Select Page

Pada artikel kali kami akan memberikan cara budidaya tanaman cengkeh yang benar. Cengkeh atau cengkih adalah tanaman asli nusantara. Tanaman cengkeh ini berasal dari Pulau Maluku, kemudian menyebar di daratan Indonesia lainnya sampai ke manca negara seperti Bangladesh, Sri Lanka, Pakistan, dan banyak lagi.

Cengkeh adalah salah satu jenis tanaman rempah yang memiliki banyak manfaat. Bagian yang sering dimanfaatkan dari tanaman cengkeh yaitu bagian kuncup bunganya. Biasanya bisa melalui proses pengeringan terlebih dahulu sebelum akhirnya dikonsumsi atau digunakan. Kuncup bunga dari tanaman inilah yang disebut disebut oleh masyarakat sebagai cengkeh.

Manfaat Tanaman Cengkeh

Cengkeh biasa digunakan untuk penambah citarasa makanan maupun minuman. Sensasinya yang hangat dan pedas cukup disukai oleh kalangan masyarakat, terutama yang tinggal di daerah dingin. Di samping itu, cengkeh juga mempunyai manfaat yang baik untuk kesehatan tubuh karena diketahui mengandung fosfor, zat besi, magnesium, kalsium, kalium, seng, natrium, dan vitamin. Contoh manfaat cengkeh untuk tubuh adalah sebagai berikut.

  1. Menyehatkan jantung
  2. Melancarkan pencernaan
  3. Sebagai anti-oksidan
  4. Mengatasi radang
  5. Mengatasi rasa nyeri karena sakit gigi
  6. Mencegah bau mulut dan bau badan
  7. Mengontrol gula darah
  8. Meningkatkan sistem imun tubuh

Adapula cara budidaya tanaman cengkeh sebagai beriut.

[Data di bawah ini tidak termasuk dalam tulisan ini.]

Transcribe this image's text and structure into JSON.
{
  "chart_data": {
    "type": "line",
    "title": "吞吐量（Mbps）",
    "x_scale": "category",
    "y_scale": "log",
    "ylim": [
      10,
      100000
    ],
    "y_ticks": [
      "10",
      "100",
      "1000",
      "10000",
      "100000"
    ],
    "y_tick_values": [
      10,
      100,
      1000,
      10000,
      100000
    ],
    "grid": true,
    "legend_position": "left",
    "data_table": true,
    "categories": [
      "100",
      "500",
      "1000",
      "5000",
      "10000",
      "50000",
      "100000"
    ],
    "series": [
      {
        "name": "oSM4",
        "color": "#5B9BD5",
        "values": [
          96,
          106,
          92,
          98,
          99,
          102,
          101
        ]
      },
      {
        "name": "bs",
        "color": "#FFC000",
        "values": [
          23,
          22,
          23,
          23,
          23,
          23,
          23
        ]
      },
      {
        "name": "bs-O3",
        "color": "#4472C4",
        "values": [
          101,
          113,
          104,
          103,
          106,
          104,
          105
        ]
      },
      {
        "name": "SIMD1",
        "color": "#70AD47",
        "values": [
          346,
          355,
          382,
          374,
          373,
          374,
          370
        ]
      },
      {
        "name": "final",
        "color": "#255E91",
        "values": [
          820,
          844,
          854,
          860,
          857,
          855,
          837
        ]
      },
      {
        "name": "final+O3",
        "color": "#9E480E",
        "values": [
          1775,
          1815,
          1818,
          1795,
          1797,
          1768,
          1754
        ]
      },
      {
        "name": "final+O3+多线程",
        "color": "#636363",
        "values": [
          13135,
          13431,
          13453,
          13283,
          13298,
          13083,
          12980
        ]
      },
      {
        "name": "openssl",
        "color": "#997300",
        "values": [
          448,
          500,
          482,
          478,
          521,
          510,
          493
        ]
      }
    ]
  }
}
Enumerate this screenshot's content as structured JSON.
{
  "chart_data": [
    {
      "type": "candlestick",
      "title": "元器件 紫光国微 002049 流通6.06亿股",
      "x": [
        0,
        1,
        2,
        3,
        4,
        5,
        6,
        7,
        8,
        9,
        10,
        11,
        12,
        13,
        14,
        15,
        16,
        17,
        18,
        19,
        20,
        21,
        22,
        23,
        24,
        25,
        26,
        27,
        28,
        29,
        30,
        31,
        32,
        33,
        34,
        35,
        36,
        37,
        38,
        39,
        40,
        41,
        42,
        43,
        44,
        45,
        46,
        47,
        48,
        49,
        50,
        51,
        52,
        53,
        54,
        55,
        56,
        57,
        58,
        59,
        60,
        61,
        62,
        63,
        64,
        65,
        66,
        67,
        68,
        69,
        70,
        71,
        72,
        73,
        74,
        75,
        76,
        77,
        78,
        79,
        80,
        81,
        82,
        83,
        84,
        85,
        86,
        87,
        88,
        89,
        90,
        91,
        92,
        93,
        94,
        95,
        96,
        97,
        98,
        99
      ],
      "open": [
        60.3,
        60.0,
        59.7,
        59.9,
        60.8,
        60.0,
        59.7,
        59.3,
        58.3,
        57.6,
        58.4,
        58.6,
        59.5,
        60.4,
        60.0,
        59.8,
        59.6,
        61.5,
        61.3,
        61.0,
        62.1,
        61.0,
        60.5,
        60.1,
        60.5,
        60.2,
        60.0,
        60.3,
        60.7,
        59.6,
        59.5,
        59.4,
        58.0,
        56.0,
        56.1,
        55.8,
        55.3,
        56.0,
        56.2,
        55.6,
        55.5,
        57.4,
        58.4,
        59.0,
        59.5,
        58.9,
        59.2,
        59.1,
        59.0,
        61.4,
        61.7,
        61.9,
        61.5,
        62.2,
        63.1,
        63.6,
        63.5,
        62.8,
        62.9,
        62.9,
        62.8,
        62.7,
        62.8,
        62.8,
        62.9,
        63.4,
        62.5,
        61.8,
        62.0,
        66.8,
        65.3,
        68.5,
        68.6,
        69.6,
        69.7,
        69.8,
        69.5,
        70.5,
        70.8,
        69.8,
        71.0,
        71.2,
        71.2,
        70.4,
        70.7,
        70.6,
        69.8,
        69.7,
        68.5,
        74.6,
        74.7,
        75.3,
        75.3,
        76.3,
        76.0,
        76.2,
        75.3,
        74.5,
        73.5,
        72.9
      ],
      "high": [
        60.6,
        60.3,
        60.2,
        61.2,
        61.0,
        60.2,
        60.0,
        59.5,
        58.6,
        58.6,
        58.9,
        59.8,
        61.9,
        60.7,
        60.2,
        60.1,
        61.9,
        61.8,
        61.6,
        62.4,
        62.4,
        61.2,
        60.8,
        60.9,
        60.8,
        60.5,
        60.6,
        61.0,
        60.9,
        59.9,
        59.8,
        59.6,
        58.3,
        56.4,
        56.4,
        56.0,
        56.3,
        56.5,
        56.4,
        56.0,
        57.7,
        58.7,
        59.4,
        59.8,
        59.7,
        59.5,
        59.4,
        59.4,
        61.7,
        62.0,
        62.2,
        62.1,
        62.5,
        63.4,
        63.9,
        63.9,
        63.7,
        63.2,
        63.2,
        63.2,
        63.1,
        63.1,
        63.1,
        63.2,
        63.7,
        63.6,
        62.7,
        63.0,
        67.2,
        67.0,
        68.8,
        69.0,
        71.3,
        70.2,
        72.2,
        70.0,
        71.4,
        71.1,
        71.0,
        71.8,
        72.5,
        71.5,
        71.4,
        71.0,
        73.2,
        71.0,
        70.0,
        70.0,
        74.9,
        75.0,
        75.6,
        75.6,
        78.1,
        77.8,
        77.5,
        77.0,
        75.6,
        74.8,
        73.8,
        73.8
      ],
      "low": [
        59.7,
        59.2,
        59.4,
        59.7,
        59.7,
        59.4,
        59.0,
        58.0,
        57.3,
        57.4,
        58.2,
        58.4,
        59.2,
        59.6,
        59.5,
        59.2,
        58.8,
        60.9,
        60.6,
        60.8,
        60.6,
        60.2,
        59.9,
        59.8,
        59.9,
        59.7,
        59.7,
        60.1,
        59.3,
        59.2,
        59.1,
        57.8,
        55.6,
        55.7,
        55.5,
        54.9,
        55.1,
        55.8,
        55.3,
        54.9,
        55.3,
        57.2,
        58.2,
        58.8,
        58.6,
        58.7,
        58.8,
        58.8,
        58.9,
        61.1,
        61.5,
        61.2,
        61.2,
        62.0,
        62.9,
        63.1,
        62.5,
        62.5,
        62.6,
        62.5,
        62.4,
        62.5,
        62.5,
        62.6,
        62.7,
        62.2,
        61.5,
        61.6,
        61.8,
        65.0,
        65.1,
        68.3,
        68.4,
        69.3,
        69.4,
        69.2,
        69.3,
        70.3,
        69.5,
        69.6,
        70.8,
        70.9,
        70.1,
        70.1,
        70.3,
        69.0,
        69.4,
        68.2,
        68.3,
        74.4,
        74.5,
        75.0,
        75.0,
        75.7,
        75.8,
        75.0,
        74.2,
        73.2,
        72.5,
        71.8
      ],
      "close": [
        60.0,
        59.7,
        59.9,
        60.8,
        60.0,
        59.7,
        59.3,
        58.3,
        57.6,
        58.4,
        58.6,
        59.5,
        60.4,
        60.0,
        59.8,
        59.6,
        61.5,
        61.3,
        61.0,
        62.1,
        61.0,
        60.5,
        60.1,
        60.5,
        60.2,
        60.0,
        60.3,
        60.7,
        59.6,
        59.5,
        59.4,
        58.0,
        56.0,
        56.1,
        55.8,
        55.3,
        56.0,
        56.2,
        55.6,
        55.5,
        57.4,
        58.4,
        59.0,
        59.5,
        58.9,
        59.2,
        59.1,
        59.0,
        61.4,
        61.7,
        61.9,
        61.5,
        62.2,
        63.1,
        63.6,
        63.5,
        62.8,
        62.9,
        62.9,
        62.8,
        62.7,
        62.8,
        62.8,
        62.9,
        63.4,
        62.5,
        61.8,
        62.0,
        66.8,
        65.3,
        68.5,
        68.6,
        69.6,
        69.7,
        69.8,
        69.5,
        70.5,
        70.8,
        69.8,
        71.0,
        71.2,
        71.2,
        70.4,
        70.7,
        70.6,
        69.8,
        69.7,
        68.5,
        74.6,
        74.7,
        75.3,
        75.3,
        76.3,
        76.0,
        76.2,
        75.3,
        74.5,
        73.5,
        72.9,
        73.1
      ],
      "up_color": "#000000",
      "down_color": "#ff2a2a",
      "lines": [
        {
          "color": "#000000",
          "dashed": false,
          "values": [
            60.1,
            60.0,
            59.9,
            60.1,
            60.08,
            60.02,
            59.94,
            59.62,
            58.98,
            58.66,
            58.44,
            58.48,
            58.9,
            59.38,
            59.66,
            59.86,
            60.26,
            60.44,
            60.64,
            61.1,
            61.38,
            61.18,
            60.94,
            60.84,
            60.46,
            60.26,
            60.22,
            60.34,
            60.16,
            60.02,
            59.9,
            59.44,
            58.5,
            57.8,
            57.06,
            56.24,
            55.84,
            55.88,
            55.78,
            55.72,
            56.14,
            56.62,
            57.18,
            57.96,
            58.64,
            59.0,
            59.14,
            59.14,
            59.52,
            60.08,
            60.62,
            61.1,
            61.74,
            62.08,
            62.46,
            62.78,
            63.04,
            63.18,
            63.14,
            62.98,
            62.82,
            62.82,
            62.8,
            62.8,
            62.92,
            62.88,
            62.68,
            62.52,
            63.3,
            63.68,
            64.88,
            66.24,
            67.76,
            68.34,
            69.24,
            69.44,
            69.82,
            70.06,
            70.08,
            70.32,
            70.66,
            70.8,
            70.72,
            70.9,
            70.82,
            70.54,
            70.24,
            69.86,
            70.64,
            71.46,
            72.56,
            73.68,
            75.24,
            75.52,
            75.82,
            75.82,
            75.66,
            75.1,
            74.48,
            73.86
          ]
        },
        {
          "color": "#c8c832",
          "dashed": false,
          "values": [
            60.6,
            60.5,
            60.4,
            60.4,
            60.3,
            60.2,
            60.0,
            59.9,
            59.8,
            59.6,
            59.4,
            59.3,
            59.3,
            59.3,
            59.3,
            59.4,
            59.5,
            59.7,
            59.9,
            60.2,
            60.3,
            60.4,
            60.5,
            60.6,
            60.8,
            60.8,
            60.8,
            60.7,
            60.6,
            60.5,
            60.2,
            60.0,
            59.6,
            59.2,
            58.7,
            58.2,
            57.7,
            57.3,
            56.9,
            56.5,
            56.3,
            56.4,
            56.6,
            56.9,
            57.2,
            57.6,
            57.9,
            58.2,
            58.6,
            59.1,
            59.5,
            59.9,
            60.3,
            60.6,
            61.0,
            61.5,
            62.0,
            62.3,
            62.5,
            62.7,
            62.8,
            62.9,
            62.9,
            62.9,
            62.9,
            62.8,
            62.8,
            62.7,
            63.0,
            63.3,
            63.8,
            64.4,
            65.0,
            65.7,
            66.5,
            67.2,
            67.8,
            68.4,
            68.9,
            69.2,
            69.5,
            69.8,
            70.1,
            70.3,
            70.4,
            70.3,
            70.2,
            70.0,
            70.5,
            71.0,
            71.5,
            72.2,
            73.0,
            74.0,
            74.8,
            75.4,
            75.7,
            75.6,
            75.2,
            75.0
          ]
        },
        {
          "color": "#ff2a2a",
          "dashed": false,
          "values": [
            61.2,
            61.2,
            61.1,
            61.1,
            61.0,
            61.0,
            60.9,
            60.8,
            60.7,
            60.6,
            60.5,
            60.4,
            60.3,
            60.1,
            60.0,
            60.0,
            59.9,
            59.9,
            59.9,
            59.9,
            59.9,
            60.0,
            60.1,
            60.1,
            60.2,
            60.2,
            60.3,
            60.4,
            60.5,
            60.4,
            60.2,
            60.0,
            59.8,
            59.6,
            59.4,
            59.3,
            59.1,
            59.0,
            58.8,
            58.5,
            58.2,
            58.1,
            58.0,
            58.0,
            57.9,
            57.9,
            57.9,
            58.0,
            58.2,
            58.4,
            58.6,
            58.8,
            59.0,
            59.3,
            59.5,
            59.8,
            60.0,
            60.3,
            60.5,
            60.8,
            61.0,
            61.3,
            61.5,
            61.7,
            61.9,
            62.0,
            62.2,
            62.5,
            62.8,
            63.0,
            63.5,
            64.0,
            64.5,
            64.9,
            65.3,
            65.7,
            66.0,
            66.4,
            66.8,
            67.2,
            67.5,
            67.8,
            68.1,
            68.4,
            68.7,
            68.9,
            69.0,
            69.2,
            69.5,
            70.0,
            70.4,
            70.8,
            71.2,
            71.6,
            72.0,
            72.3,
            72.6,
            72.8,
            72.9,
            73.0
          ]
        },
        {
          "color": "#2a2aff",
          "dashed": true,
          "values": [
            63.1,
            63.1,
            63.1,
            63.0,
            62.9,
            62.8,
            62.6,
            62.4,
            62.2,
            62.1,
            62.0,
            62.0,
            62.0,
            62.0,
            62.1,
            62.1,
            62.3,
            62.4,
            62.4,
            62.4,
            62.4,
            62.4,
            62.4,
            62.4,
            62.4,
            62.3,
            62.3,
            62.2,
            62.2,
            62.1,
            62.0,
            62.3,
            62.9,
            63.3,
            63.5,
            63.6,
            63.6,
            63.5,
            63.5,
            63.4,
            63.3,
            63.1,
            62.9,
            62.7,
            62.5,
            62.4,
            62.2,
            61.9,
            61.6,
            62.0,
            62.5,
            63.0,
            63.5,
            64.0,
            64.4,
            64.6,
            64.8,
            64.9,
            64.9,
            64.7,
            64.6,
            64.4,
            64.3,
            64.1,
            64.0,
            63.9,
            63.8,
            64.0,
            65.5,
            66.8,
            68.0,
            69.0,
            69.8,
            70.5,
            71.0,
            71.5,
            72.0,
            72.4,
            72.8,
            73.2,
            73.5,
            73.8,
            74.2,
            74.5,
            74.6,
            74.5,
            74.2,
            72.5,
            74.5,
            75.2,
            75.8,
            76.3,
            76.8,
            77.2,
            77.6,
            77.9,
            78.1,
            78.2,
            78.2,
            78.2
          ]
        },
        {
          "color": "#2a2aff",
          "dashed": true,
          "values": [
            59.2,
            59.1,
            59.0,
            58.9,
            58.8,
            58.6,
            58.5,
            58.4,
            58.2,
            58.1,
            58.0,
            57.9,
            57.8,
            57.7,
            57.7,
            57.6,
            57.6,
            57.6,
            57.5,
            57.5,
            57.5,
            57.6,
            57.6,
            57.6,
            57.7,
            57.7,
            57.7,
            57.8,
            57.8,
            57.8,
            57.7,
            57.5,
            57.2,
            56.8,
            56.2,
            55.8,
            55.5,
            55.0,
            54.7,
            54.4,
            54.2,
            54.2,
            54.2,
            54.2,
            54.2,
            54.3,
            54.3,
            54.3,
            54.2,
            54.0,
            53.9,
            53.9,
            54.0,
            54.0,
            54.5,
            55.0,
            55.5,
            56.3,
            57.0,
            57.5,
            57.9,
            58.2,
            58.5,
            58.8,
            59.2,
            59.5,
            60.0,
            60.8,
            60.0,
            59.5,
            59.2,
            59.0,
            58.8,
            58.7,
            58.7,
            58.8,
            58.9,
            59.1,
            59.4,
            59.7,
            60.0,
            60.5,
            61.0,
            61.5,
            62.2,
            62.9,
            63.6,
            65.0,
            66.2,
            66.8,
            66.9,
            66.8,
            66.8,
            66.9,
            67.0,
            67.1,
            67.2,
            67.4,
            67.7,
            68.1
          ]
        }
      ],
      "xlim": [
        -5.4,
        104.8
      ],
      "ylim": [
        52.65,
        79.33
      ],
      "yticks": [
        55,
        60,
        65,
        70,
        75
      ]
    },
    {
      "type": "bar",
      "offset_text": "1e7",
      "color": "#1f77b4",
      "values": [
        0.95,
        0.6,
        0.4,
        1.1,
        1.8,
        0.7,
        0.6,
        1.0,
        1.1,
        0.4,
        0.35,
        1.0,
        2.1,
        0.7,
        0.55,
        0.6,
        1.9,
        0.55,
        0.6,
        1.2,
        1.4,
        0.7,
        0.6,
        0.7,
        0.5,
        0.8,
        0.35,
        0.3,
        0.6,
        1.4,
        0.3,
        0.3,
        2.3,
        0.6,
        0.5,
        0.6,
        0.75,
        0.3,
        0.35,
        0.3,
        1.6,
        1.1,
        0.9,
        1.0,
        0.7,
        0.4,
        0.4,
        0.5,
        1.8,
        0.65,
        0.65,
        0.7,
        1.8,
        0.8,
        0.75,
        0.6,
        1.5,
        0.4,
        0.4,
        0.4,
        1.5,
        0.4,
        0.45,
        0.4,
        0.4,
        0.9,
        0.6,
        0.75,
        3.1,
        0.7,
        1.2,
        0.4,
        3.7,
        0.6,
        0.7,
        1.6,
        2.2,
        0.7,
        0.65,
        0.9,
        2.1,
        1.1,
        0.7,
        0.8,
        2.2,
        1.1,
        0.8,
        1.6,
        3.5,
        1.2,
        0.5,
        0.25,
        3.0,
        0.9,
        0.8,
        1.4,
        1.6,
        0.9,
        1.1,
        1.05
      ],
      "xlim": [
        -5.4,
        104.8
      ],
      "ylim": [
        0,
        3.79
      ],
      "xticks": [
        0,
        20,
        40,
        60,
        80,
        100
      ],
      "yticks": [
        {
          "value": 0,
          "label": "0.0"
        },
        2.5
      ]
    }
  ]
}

Budidaya Tanaman Cengkeh – Iklim Dan Tanah

Tanaman cengkeh tumbuh dengan sangat baik di tanah liat, kaya tropis lembab dan bisa juga tumbuh dengan baik di tanah merah Kerala. Sebuah iklim yang lebih dingin dengan curah hujan terdistribusi dengan sangat baik cukup ideal untuk situs pembungaan.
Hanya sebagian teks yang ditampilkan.